INDIANA LAW IS VERY STRICT WHEN IT COMES TO MEDICAL MALPRACTICE CLAIMS
Nov. 4, 2014
Indiana medical malpractice lawyer discusses a recent case showing how strict Indiana medical malpractice law can be especially when it comes to statute of limitations issues.
Update: The Indiana Supreme Court overturned the Indiana Court of Appeals decision holding that using a third party delivery service such as UPS or Fed Ex is sufficient to comply with the filing requirements of the Indiana Medical Malpractice Act. Specifically, the Court said:
Our decision constitutes a refusal to elevate form over substance. “We are unwilling to fortify the armory of those who attack the law as famous for its ability to elevate form over substance.” State ex rel. Attorney Gen. v. Lake Superior Court, 820 N.E.2d 1240, 1252 (Ind. 2005); see In re Estate of Robertson, 859 N.E.2d 772, 778-79 (Ind.
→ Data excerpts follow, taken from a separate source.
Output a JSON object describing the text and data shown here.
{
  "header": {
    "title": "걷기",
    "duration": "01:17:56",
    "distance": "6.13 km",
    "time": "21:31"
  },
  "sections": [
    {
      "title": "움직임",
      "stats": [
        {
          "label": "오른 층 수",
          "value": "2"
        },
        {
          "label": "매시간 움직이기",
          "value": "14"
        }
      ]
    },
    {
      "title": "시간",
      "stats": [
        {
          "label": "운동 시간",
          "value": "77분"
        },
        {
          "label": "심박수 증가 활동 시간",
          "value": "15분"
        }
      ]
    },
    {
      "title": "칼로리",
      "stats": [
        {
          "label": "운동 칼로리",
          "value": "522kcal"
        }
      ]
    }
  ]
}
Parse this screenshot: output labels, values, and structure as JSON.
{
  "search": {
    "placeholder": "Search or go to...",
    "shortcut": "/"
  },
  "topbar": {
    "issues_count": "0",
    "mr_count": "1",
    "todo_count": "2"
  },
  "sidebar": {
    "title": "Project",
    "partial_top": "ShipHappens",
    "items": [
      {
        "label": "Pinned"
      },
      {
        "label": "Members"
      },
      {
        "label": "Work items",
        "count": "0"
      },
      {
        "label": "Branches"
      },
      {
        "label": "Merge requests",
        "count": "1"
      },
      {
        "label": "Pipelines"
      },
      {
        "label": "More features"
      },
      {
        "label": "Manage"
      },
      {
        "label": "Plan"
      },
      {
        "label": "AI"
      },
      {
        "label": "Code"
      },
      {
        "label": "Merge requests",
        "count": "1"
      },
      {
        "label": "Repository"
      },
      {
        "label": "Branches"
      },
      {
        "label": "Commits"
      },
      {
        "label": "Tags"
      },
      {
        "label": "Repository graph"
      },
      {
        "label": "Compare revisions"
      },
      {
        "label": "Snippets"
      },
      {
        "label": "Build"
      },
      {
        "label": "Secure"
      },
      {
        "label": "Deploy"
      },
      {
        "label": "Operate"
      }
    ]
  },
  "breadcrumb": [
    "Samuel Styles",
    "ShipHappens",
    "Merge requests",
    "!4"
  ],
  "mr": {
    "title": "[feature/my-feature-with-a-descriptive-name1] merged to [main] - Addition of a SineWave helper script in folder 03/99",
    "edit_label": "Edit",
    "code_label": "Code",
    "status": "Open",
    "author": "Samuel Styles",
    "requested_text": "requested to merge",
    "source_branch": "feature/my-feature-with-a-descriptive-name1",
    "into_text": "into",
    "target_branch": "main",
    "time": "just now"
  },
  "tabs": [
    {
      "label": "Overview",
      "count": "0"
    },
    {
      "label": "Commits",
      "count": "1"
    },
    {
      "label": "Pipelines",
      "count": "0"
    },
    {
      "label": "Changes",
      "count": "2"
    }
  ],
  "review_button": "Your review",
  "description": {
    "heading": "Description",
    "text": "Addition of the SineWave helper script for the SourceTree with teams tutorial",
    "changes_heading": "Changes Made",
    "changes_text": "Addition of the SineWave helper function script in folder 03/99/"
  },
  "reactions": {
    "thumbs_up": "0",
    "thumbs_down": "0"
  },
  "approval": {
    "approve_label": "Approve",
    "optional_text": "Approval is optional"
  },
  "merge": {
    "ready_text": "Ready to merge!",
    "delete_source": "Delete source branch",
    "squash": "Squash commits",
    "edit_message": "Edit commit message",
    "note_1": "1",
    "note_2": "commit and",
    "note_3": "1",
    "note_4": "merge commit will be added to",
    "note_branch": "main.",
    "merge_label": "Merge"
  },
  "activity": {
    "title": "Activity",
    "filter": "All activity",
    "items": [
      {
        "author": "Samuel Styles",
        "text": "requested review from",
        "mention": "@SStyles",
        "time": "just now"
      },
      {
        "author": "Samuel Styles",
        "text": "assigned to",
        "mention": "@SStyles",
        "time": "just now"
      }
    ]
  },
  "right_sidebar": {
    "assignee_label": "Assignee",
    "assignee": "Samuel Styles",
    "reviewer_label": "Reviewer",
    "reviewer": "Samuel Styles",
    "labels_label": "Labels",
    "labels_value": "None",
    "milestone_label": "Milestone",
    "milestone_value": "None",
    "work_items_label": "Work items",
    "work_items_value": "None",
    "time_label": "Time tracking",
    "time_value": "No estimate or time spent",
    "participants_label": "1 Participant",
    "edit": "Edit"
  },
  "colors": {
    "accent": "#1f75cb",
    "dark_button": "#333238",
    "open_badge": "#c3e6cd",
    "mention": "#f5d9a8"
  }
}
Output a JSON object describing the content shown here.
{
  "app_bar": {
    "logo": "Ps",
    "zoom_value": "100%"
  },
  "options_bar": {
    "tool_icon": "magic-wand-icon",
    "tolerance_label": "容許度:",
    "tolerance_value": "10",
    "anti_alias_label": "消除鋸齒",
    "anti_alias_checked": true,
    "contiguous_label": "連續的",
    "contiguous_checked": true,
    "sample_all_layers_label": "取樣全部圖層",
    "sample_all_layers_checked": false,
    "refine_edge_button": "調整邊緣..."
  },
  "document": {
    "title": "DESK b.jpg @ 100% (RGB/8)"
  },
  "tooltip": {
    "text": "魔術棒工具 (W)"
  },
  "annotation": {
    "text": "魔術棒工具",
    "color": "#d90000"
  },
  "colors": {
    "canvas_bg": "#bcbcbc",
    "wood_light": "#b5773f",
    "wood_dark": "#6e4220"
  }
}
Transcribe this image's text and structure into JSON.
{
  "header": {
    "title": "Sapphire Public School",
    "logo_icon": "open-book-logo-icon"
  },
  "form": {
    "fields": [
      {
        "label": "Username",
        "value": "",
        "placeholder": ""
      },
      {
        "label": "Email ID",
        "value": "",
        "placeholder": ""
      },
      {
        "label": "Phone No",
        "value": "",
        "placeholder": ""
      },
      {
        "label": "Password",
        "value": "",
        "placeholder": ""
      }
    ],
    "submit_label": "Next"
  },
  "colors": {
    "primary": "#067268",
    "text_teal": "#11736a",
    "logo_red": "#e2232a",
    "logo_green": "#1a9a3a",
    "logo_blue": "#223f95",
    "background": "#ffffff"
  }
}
Ct. App. 2007) (J. Robb, dissenting), trans. not sought. We see no substantive difference between a proposed medical malpractice complaint mailed via FedEx Priority Overnight, tracking and return receipt requested, and a proposed complaint mailed via USPS registered and certified mail. And neither does the Indiana General Assembly, as evident by their adoption of Indiana Code section 1-1-7-1.
For many years, Indiana had a strict two year occurrence based statute of limitations. That meant that a person who believed they are a victim of medical malpractice had to file their claim within two years of the “occurrence” or “event” or otherwise the claim would be forever barred. Over the years, Indiana courts have lessened the restriction somewhat – acknowledging that a patient may not even learn they were a victim of medical malpractice until after the two year statute of limitations had expired.
Every year there are a few cases that go up the appellate courts regarding the statute of limitations you can read here and here. The Indiana Court of Appeals recently ruled on another statute of limitations case showing how strict Indiana law can be when it comes to medical malpractice.
Medical malpractice statute of limitations cases are very fact dependent, so let's take a look at the important facts in this case.
A patient died on April 20, 2007 in LaPorte Hospital.
On Sunday, April 19, 2009, Moryl sent her proposed medical malpractice complaint to the Indiana Department of Insurance via FedEx.
The Indiana Department of Insurance received the complaint on April 21, 2009 – 1 day after the statute of limitations had expired.
The trial court dismissed Moryl's complaint finding that it was not filed within the two year statute of limitations.
Plaintiff appealed the case to the Indiana Court of Appeals.
The Appellate Court sustained the dismissal finding the complaint was not timely filed.
The issue in this case had to do with using FedEx to deliver the complaint to the Indiana Department of Insurance. Indiana law for medical malpractice complaints deems a matter filed if it is deposited in US Mail registered or certified. So, if the registered or certified mail was deposited in US Mail on April 19, 2009, the complaint would have been deemed timely filed. Even though there is a record of the fact that the complaint was deposited with FedEx on the 19th – the court said that a private third party carrier – like Fed Ex – was not the same as mailing certified or registered mail because the law that the filing was based on did not mention FedEx or other private commercial carrier.
This is a true example of how strict Indiana medical malpractice law can be and how harsh the results can be if the law is not followed to the “T”. Remember, if you believe that you or a family member has been injured because of medical malpractice, you have to file your claim within two years of the date that the “malpractice occurred.”